I have listed four great philosophical achievements by Bush and one downside. Now it’s imperative for conservatives to oppose the Bush spending. Already Bill Clinton has urged repeal of the earlier Bush tax cuts because the deficit will worsen. That is one step that should not be taken. Conservatives must act as Lyndon Baines Bush’s best friends by raising a storm over spending, urging he utilize the veto pen, pressuring him to roll back his LBJ-style grandiose plans and restore the semblance of prudent stewardship.

1 comment:

  1. "First, he responded to 9/11 with vigor and perspicacity in taking the fight against terrorism to its source, the Middle East."

    Uh... Tom, the source of 9/11 was Osama Bin Ladin. U.S. forces had an opportunity to get OBL in Tora Bora, but instead the Bush administration was already diverting troops in preparation for their invasion of Iraq. And 4 years after 9/11, OBL is still on the loose.
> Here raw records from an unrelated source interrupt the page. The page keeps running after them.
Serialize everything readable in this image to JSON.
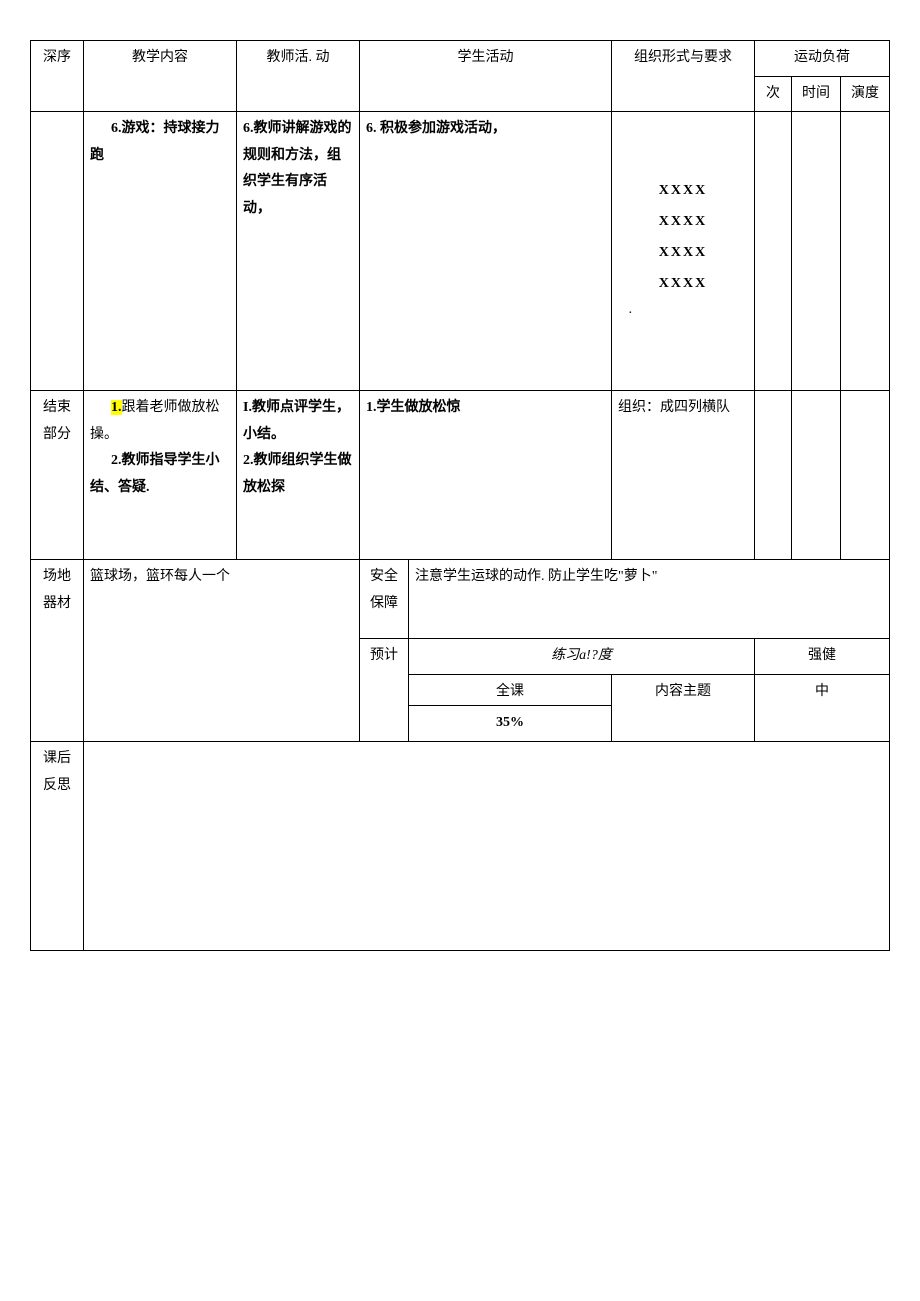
{
  "header": {
    "col_sequence": "深序",
    "col_content": "教学内容",
    "col_teacher": "教师活. 动",
    "col_student": "学生活动",
    "col_org": "组织形式与要求",
    "col_load_group": "运动负荷",
    "col_times": "次",
    "col_duration": "时间",
    "col_intensity": "演度"
  },
  "row_game": {
    "content": "6.游戏：持球接力跑",
    "teacher": "6.教师讲解游戏的规则和方法，组织学生有序活动，",
    "student": "6. 积极参加游戏活动，",
    "formation_line1": "XXXX",
    "formation_line2": "XXXX",
    "formation_line3": "XXXX",
    "formation_line4": "XXXX",
    "formation_dot": "·"
  },
  "row_end": {
    "label": "结束部分",
    "content_part_a_prefix": "1.",
    "content_part_a": "跟着老师做放松操。",
    "content_part_b": "2.教师指导学生小结、答疑.",
    "teacher_a": "I.教师点评学生，小结。",
    "teacher_b": "2.教师组织学生做放松探",
    "student_a": "1.学生做放松惊",
    "org": "组织：成四列横队"
  },
  "row_equipment": {
    "label": "场地器材",
    "content": "篮球场，篮环每人一个",
    "safety_label": "安全保障",
    "safety_text": "注意学生运球的动作. 防止学生吃\"萝卜\"",
    "forecast_label": "预计",
    "practice_density_label": "练习a!?度",
    "strength_label": "强健",
    "whole_class": "全课",
    "content_theme": "内容主题",
    "percent": "35%",
    "strength_value": "中"
  },
  "row_reflection": {
    "label": "课后反思"
  }
}
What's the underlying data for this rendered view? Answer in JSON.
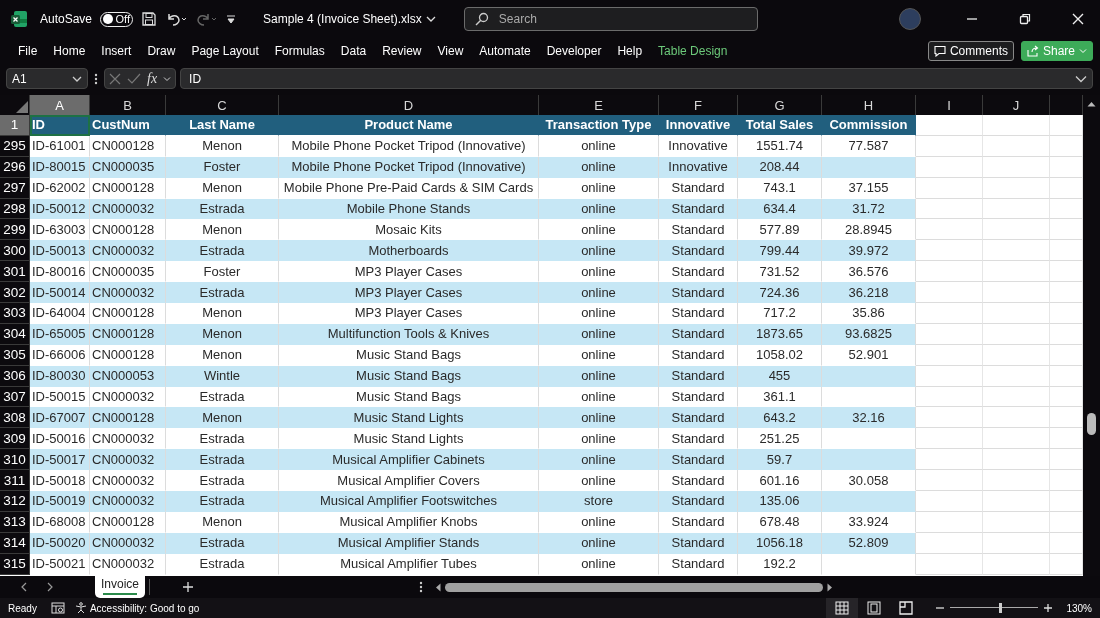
{
  "app": {
    "autosave_label": "AutoSave",
    "autosave_on": false,
    "autosave_state": "Off",
    "file_name": "Sample 4 (Invoice Sheet).xlsx",
    "search_placeholder": "Search"
  },
  "menu": [
    {
      "label": "File",
      "kind": "tab"
    },
    {
      "label": "Home",
      "kind": "tab"
    },
    {
      "label": "Insert",
      "kind": "tab"
    },
    {
      "label": "Draw",
      "kind": "tab"
    },
    {
      "label": "Page Layout",
      "kind": "tab"
    },
    {
      "label": "Formulas",
      "kind": "tab"
    },
    {
      "label": "Data",
      "kind": "tab"
    },
    {
      "label": "Review",
      "kind": "tab"
    },
    {
      "label": "View",
      "kind": "tab"
    },
    {
      "label": "Automate",
      "kind": "tab"
    },
    {
      "label": "Developer",
      "kind": "tab"
    },
    {
      "label": "Help",
      "kind": "tab"
    },
    {
      "label": "Table Design",
      "kind": "contextual"
    }
  ],
  "buttons": {
    "comments": "Comments",
    "share": "Share"
  },
  "formula_bar": {
    "name_box": "A1",
    "function_label": "fx",
    "formula": "ID"
  },
  "columns": [
    {
      "letter": "A",
      "selected": true
    },
    {
      "letter": "B",
      "selected": false
    },
    {
      "letter": "C",
      "selected": false
    },
    {
      "letter": "D",
      "selected": false
    },
    {
      "letter": "E",
      "selected": false
    },
    {
      "letter": "F",
      "selected": false
    },
    {
      "letter": "G",
      "selected": false
    },
    {
      "letter": "H",
      "selected": false
    },
    {
      "letter": "I",
      "selected": false
    },
    {
      "letter": "J",
      "selected": false
    }
  ],
  "rows": [
    {
      "number": "1",
      "kind": "header",
      "selected": true,
      "cells": [
        "ID",
        "CustNum",
        "Last Name",
        "Product Name",
        "Transaction Type",
        "Innovative",
        "Total Sales",
        "Commission"
      ]
    },
    {
      "number": "295",
      "kind": "data",
      "selected": false,
      "cells": [
        "ID-61001",
        "CN000128",
        "Menon",
        "Mobile Phone Pocket Tripod (Innovative)",
        "online",
        "Innovative",
        "1551.74",
        "77.587"
      ]
    },
    {
      "number": "296",
      "kind": "data",
      "selected": false,
      "cells": [
        "ID-80015",
        "CN000035",
        "Foster",
        "Mobile Phone Pocket Tripod (Innovative)",
        "online",
        "Innovative",
        "208.44"
      ]
    },
    {
      "number": "297",
      "kind": "data",
      "selected": false,
      "cells": [
        "ID-62002",
        "CN000128",
        "Menon",
        "Mobile Phone Pre-Paid Cards & SIM Cards",
        "online",
        "Standard",
        "743.1",
        "37.155"
      ]
    },
    {
      "number": "298",
      "kind": "data",
      "selected": false,
      "cells": [
        "ID-50012",
        "CN000032",
        "Estrada",
        "Mobile Phone Stands",
        "online",
        "Standard",
        "634.4",
        "31.72"
      ]
    },
    {
      "number": "299",
      "kind": "data",
      "selected": false,
      "cells": [
        "ID-63003",
        "CN000128",
        "Menon",
        "Mosaic Kits",
        "online",
        "Standard",
        "577.89",
        "28.8945"
      ]
    },
    {
      "number": "300",
      "kind": "data",
      "selected": false,
      "cells": [
        "ID-50013",
        "CN000032",
        "Estrada",
        "Motherboards",
        "online",
        "Standard",
        "799.44",
        "39.972"
      ]
    },
    {
      "number": "301",
      "kind": "data",
      "selected": false,
      "cells": [
        "ID-80016",
        "CN000035",
        "Foster",
        "MP3 Player Cases",
        "online",
        "Standard",
        "731.52",
        "36.576"
      ]
    },
    {
      "number": "302",
      "kind": "data",
      "selected": false,
      "cells": [
        "ID-50014",
        "CN000032",
        "Estrada",
        "MP3 Player Cases",
        "online",
        "Standard",
        "724.36",
        "36.218"
      ]
    },
    {
      "number": "303",
      "kind": "data",
      "selected": false,
      "cells": [
        "ID-64004",
        "CN000128",
        "Menon",
        "MP3 Player Cases",
        "online",
        "Standard",
        "717.2",
        "35.86"
      ]
    },
    {
      "number": "304",
      "kind": "data",
      "selected": false,
      "cells": [
        "ID-65005",
        "CN000128",
        "Menon",
        "Multifunction Tools & Knives",
        "online",
        "Standard",
        "1873.65",
        "93.6825"
      ]
    },
    {
      "number": "305",
      "kind": "data",
      "selected": false,
      "cells": [
        "ID-66006",
        "CN000128",
        "Menon",
        "Music Stand Bags",
        "online",
        "Standard",
        "1058.02",
        "52.901"
      ]
    },
    {
      "number": "306",
      "kind": "data",
      "selected": false,
      "cells": [
        "ID-80030",
        "CN000053",
        "Wintle",
        "Music Stand Bags",
        "online",
        "Standard",
        "455"
      ]
    },
    {
      "number": "307",
      "kind": "data",
      "selected": false,
      "cells": [
        "ID-50015",
        "CN000032",
        "Estrada",
        "Music Stand Bags",
        "online",
        "Standard",
        "361.1"
      ]
    },
    {
      "number": "308",
      "kind": "data",
      "selected": false,
      "cells": [
        "ID-67007",
        "CN000128",
        "Menon",
        "Music Stand Lights",
        "online",
        "Standard",
        "643.2",
        "32.16"
      ]
    },
    {
      "number": "309",
      "kind": "data",
      "selected": false,
      "cells": [
        "ID-50016",
        "CN000032",
        "Estrada",
        "Music Stand Lights",
        "online",
        "Standard",
        "251.25"
      ]
    },
    {
      "number": "310",
      "kind": "data",
      "selected": false,
      "cells": [
        "ID-50017",
        "CN000032",
        "Estrada",
        "Musical Amplifier Cabinets",
        "online",
        "Standard",
        "59.7"
      ]
    },
    {
      "number": "311",
      "kind": "data",
      "selected": false,
      "cells": [
        "ID-50018",
        "CN000032",
        "Estrada",
        "Musical Amplifier Covers",
        "online",
        "Standard",
        "601.16",
        "30.058"
      ]
    },
    {
      "number": "312",
      "kind": "data",
      "selected": false,
      "cells": [
        "ID-50019",
        "CN000032",
        "Estrada",
        "Musical Amplifier Footswitches",
        "store",
        "Standard",
        "135.06"
      ]
    },
    {
      "number": "313",
      "kind": "data",
      "selected": false,
      "cells": [
        "ID-68008",
        "CN000128",
        "Menon",
        "Musical Amplifier Knobs",
        "online",
        "Standard",
        "678.48",
        "33.924"
      ]
    },
    {
      "number": "314",
      "kind": "data",
      "selected": false,
      "cells": [
        "ID-50020",
        "CN000032",
        "Estrada",
        "Musical Amplifier Stands",
        "online",
        "Standard",
        "1056.18",
        "52.809"
      ]
    },
    {
      "number": "315",
      "kind": "data",
      "selected": false,
      "cells": [
        "ID-50021",
        "CN000032",
        "Estrada",
        "Musical Amplifier Tubes",
        "online",
        "Standard",
        "192.2"
      ]
    }
  ],
  "sheet_tabs": [
    {
      "label": "Invoice",
      "selected": true
    }
  ],
  "status": {
    "ready": "Ready",
    "accessibility": "Accessibility: Good to go",
    "zoom": "130%"
  },
  "views": [
    {
      "kind": "normal",
      "selected": true
    },
    {
      "kind": "page_layout",
      "selected": false
    },
    {
      "kind": "page_break",
      "selected": false
    }
  ],
  "zoom_slider": {
    "level": 0.56
  }
}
    Unless "perspicacity" has a second definition of "wrong-headedness", I'd say you've missed the mark.

    "Second, he has been brilliant in defense of life by naming to the judiciary those with firm commitments to social conservatism."

    If Mr. Bush really believed that a zygote was a human life that needed defending, why would he allow federal funding of research on the existing stem-cell germlines? Does he think that those existing zygotes are not fully human but that the one in the body of a woman is? His position is at best inconsistent and without principle.

    "Third, he has understood that tax cuts are essential in order to trigger prosperity and jobs."

    Half of Americans don't seem to think that Mr. Bush's tax cuts for the wealthy have triggered prosperity. In the Wall Street Journal/NBC poll published yesterday, forty-seven percent said the economy was getting worse, the highest since April 2001. But maybe that is just more of the Wall Street Journal's liberal propaganda. And Sixty-three percent of those polled by the New York Times/CBS agreed that "things have pretty seriously gotten off on the wrong track" in the country. Sounds like America isn't prospering all that much under Bush's tax cuts.

    "Fourth, he appreciates the need for lessened regulation on business and in our lives."

    There can be no doubt that Mr. Bush and his cronies feel that -- even after the corporate scandals at Enron, WorldCom, etc. -- corporations should not be accountable to U.S. citizens or monitored by authorities to determine if they are deliberately hurting the public. I think that we can all agree that Mr. Bush wants to protect corporate cronyism from government oversight.

    But to say that Mr. Bush and his allies want to keep regulation out of our lives is absurd. They don't believe in a constitutional right to privacy. They believe that the government has the power and right to regulate relationships between consenting adults. They don't believe in the right to privacy that guarantees a couple's right to birth control. They don't believe a right to privacy protects Americans choice of who they have sex with or how. They believe that, because there is no constitutional right to privacy, the government can regulate those aspects of our lives and more.

    The Bush clan believes that corporations should be able to act completely unfettered, but that American citizens -- the human beings -- are not constitutionally protected from government intrusion into their private lives.

    But don't get discouraged Tom, blogging can be difficult at first. Keep plugging away and you will get the hang of it eventually.